It has been announced that Maria Caulfield, an MP who is openly pro-life, has been appointed as the Government’s Minister for Women.
The decision to appoint Caulfield, who in 2018 called for the reduction of the abortion time limit, into this position has been met with criticism by many in favour of abortion. Perhaps the most notable of the criticism received was from the Shadow Minister for Women and Equalities, Anneliese Dodds, who described the appointment as “deeply troubling”.
The media has also shown high scepticism towards the appointment, and their depiction of Caulfield as an antagonist of women due to her stance on abortion raises the question: Can a pro-lifer be pro-women?
My short answer to this is ‘yes’. I utterly refuse to subscribe to the narrative that to be against abortion is to be anti-women.
Surely true equality is the protection of all? In its most fundamental form, equality requires all people, no matter their age, race, gender, sexuality or (dis)abilities, the right to life. To defend the right to life of the unborn is to stand for equality.
However, in my opinion, it is not being anti-abortion that makes a person pro-life. To be pro-life is to be pro-mother and pro-baby.
God values the unborn and the woman
In Psalm 139, we see the value given to the unborn life:
“For you created my inmost being;
you knit me together in my mother’s womb.
I praise you because I am fearfully and wonderfully made;
your works are wonderful,
I know that full well.
My frame was not hidden from you
when I was made in the secret place,
when I was woven together in the depths of the earth.
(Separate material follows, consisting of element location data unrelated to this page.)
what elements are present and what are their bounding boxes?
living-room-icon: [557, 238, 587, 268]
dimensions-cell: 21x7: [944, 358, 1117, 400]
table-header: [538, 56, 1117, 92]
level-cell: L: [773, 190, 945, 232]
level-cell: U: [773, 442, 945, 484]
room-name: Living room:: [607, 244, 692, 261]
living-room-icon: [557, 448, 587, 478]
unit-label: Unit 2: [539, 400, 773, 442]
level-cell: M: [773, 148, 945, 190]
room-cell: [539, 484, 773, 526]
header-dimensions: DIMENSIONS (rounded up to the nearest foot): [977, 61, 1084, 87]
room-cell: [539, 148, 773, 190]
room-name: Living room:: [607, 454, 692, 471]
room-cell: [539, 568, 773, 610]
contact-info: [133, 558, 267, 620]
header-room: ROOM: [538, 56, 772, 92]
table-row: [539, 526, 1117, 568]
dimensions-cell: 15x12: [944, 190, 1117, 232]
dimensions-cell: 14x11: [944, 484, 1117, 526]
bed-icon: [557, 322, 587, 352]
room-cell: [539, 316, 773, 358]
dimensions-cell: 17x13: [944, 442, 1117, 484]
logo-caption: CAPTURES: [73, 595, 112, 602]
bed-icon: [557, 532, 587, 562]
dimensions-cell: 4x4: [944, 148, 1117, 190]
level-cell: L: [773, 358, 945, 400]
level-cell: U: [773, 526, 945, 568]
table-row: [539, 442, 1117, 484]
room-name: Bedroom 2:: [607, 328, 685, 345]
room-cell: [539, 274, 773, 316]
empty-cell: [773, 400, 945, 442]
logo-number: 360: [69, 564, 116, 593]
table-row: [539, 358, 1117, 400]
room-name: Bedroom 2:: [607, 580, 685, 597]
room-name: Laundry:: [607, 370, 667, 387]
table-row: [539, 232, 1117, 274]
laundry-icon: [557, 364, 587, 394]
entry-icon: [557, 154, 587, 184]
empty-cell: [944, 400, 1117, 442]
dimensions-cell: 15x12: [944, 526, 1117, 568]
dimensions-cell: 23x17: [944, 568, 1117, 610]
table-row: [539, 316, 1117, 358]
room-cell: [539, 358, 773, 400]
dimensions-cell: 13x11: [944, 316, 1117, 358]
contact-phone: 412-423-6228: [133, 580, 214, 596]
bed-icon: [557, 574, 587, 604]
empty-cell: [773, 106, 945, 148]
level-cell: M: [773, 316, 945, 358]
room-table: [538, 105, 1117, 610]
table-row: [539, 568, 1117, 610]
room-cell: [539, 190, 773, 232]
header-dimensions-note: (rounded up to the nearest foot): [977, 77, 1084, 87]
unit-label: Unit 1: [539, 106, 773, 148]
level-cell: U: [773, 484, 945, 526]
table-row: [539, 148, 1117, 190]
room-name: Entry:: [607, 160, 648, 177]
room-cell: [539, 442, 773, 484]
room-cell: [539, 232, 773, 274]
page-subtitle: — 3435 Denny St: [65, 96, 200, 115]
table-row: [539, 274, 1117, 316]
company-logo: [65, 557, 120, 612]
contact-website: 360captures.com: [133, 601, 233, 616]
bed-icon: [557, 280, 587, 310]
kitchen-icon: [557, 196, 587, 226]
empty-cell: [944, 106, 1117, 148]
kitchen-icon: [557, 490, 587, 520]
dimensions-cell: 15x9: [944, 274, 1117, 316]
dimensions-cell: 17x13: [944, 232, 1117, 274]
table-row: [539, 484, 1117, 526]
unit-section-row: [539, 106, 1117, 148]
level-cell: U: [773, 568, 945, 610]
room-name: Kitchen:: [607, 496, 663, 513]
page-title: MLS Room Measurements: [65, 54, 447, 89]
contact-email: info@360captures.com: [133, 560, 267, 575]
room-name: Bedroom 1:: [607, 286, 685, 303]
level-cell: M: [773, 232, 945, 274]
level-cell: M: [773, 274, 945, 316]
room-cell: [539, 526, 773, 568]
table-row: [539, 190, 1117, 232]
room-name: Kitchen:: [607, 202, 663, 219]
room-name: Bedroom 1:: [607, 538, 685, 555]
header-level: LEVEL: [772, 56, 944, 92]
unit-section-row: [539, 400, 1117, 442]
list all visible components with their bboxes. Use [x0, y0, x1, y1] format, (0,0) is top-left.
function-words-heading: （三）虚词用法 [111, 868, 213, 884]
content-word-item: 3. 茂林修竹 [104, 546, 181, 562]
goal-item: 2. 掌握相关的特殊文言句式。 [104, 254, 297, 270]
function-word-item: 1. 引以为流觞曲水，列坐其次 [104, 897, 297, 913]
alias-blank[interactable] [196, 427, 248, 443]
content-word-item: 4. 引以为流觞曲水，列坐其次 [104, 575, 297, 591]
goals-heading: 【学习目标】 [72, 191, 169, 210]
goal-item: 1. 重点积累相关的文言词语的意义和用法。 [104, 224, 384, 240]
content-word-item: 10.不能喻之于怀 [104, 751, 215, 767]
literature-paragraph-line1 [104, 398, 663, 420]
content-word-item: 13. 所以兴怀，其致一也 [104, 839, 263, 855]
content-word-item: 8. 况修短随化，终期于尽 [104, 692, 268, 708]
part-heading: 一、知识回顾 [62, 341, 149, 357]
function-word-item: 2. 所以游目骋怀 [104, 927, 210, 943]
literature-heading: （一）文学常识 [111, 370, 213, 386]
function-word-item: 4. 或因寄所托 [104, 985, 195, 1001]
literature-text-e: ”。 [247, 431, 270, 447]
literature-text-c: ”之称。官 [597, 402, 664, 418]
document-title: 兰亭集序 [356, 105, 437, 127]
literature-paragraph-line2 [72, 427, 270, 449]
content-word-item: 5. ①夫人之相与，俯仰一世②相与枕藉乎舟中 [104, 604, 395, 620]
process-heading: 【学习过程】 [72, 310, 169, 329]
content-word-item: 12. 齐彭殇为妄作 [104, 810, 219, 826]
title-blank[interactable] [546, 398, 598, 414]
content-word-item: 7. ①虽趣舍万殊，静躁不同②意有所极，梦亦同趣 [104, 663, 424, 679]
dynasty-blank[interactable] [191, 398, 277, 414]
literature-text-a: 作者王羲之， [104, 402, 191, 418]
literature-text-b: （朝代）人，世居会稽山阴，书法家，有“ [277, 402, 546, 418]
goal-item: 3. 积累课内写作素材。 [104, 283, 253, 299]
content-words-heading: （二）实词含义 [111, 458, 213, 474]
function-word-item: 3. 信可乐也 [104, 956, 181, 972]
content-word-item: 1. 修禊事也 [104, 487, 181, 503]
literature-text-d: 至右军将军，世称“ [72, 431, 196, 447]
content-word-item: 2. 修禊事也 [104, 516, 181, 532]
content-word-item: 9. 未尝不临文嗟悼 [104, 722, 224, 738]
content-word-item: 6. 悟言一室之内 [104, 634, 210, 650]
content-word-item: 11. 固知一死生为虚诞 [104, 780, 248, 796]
Your eyes saw my unformed body;
all the days ordained for me were written in your book
before one of them came to be.”
But spread throughout the New Testament, we also see stories that tell of the value that Jesus gave to women too, particularly those who are vulnerable or who are often found on the outskirts of society. The relationship that He has with Mary Magdalene is just one of these. When Jesus first met Mary Magdalene, she was demon-possessed, which would have caused her to be shunned by her community. This didn’t scare Jesus away; instead, He cast out the demons and she became one of His closest acquaintances during His ministry, and one of the first to spread the good news that Jesus had risen from the dead (Matthew 28:1-10). Throughout His time on earth, Jesus treated women with dignity, met their needs and gave them a role in His ministry.
These passages display that God is both pro-baby and pro-woman, and as Christ-followers, we should be too.
We should be leading the fight for justice for young, single and vulnerable parents. We should be the people shouting loudest against current caps on child benefits and highlighting the insufficiencies in the support available for single parents. We should be calling for easier and more affordable access to high-quality childcare and ensuring that health services are properly equipped to support both mothers and children.
Championing the cause of the woman and the child
To have an equalities minister who recognises the unborn baby’s right to life has the potential to be a good thing but requires more of her than to be simply anti-abortion. I will be looking on with great interest to see what Maria Caulfield does with her role: to see whether she champions the cause of women, as well as the unborn throughout all policy areas in her brief (that extend much further than abortion policy and sit within three government departments). This will be the tell-tale sign of whether she was the right appointment to the role of Minister for Women.
And because I believe in true tolerance, not just one that accepts views that are similar to mine, I sincerely hope that Maria Caulfield uses her role to meet and engage with pro-choice campaigners, taking into account their concerns too. Healthy debate leads to stronger policymaking, and we would all do well to refrain from dismissing people we do not always align with.